Following is our collection of funniest Limb jokes. There are some limb appendage jokes no one knows (to tell your friends) and to make you laugh out loud. Take your time to read those puns and riddles where you ask a question with answers, or where the setup is the punchline. We hope you will find these limb femur puns funny enough to tell and make people laugh.
So I tore my girlfriend apart limb by limb to find out whether or not she loved me.
but it was just a fossil arm.
I was discussing religion with a man and he claimed to be a "moose limb". Must be some kinda canadian thing I guess.
and loses his title.
The upside of robotic limb replacements is that they cost an arm and a leg
They cost an arm and leg
Her: What do you do?
Me: Global prosthetics distribution.
Her: So you're an artificial limb salesman?
Me: I prefer 'international arms dealer'.
Just because they're missing a limb or two doesn't make them any less of a person.
Dedicated
and was immediately disqualified.
Rey WILL NOT lose a limb, because she already lost a Han.
You can explore limb bone reddit one liners, including funnies and gags. Read them and you will understand what jokes are funny? Those of you who have teens can tell them clean limb prosthesis dad jokes. There are also limb puns for kids, 5 year olds, boys and girls.
She's bad at her job.
I mean they go out on a limb to build these things!
He really went out on a limb
They lost.
Possession of arms
He is immediately disqualified
I'm gonna go out on a limb and say he doesn't have a shred of decency .
He is ashamed.
And was immediately disqualified.
I'm raising the bar!
He loses.
He went out on a limb.
Instant disqualification.
Poor girl got fired
I'm going to kill him with my bear hands.
...let's raise the bar!
Be a Jedi and a Skywalker.
... and say climbing this tree was a bad idea.
...we go way back.
I went out on a limb and said it hurt.
He was unarmed and defeated.
Police are stumped
"Two of each hand please." I say to the man at the counter.
"We're all out of left hands sir." He responds.
"All right then."
I like to set the bar high
Narcoleprosy
A hand-me-down.
Doctor: Mr. Franco, I'm sorry to tell you that your leg has developed gangrene, and if we don't amputate immediately, you may die due to infection.

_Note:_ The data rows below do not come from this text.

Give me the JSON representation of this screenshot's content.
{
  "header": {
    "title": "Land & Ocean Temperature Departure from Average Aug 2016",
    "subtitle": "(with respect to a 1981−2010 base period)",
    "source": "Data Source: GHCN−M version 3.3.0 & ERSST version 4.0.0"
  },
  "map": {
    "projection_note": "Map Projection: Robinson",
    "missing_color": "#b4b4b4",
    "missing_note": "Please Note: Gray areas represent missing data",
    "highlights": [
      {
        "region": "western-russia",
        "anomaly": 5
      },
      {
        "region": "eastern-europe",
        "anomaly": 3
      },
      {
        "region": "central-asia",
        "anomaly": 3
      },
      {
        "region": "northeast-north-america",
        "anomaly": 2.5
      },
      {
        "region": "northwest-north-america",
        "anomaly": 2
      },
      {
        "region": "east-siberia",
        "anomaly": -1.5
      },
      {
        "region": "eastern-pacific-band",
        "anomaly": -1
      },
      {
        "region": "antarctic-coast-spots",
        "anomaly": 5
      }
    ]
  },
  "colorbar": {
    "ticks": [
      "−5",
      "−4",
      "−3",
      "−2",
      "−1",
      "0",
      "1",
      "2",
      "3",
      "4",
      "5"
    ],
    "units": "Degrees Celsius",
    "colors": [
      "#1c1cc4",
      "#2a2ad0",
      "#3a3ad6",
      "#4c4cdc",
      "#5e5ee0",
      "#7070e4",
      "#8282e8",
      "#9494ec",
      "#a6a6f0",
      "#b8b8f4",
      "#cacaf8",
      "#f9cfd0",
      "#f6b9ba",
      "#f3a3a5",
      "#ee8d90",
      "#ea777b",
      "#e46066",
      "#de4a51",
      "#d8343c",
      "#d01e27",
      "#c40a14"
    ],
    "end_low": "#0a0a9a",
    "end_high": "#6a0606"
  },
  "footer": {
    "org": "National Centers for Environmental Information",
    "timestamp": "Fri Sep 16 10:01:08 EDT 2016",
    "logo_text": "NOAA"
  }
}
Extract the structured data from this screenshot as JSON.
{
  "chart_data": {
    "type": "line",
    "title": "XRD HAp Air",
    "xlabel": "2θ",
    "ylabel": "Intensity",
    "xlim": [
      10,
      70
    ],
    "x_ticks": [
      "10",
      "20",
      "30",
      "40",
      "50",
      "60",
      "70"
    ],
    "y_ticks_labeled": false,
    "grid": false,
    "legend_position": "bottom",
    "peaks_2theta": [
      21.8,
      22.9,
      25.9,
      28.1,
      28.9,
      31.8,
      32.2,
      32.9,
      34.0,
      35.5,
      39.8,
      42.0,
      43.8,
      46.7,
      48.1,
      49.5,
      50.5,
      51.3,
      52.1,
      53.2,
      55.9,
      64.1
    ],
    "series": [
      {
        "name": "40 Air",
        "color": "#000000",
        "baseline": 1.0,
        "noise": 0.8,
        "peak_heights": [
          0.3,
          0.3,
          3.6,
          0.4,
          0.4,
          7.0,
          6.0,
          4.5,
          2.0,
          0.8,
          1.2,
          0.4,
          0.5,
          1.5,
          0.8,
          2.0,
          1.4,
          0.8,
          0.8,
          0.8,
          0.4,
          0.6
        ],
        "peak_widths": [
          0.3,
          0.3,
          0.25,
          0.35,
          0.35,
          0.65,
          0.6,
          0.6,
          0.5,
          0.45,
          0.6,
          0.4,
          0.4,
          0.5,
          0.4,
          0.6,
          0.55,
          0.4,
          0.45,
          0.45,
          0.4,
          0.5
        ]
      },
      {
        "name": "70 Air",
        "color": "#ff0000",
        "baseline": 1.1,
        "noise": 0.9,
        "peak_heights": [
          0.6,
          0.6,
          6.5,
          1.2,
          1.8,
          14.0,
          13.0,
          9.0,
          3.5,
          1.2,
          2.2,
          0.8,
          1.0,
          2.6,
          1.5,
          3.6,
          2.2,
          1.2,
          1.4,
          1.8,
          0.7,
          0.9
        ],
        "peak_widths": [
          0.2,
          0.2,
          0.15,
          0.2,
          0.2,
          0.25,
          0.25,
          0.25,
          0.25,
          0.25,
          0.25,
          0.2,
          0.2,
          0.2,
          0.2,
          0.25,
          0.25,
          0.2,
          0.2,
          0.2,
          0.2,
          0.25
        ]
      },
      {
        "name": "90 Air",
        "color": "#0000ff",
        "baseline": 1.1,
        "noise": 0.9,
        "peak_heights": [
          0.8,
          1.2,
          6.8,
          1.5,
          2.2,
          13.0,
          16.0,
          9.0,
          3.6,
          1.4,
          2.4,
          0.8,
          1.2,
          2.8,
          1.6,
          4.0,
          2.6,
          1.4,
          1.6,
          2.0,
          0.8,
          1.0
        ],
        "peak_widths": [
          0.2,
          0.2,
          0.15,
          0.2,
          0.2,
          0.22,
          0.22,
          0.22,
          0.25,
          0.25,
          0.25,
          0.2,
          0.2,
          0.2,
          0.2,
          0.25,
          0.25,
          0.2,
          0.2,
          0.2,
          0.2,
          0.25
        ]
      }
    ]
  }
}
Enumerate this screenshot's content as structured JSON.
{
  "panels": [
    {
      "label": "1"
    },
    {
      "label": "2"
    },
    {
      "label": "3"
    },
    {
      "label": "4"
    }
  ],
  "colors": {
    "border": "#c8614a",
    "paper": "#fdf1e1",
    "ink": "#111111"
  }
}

Shall I schedule the surgery?
Mr. Franco: Hmm... I'm gonna go out on a limb and say no.
In order to set the bar high, you have to set the bar low..
...and is eliminated from the competition.
He goes out on a limb for you.
My best performance was in Norway.
There I went Oslo as I could go.
How low can you go?
I'll kill him with my bear hands.
He was disqualified.
Then the right hand is my left hand, and my right hand is what's left!
He wouldn't have anything to do with them. Eventually, we realized it wasn't all pirates. Just peg-leg pirates. Actually, it was anybody who had lost a lower limb. We later discovered he was lack-toes intolerant.
They lost
She's immediately disqualified
Gets disqualified.
Just think that there are jokes based on truth that can bring down governments, or jokes which make girl laugh. Many of the limb amputation jokes and puns are jokes supposed to be funny, but some can be offensive. When jokes go too far, are mean or racist, we try to silence them and it will be great if you give us feedback every time when a joke become bullying and inappropriate.
We suggest to use only working limb limbless piadas for adults and blagues for friends. Some of the dirty witze and dark jokes are funny, but use them with caution in real life. Try to remember funny jokes you've never heard to tell your friends and will make you laugh.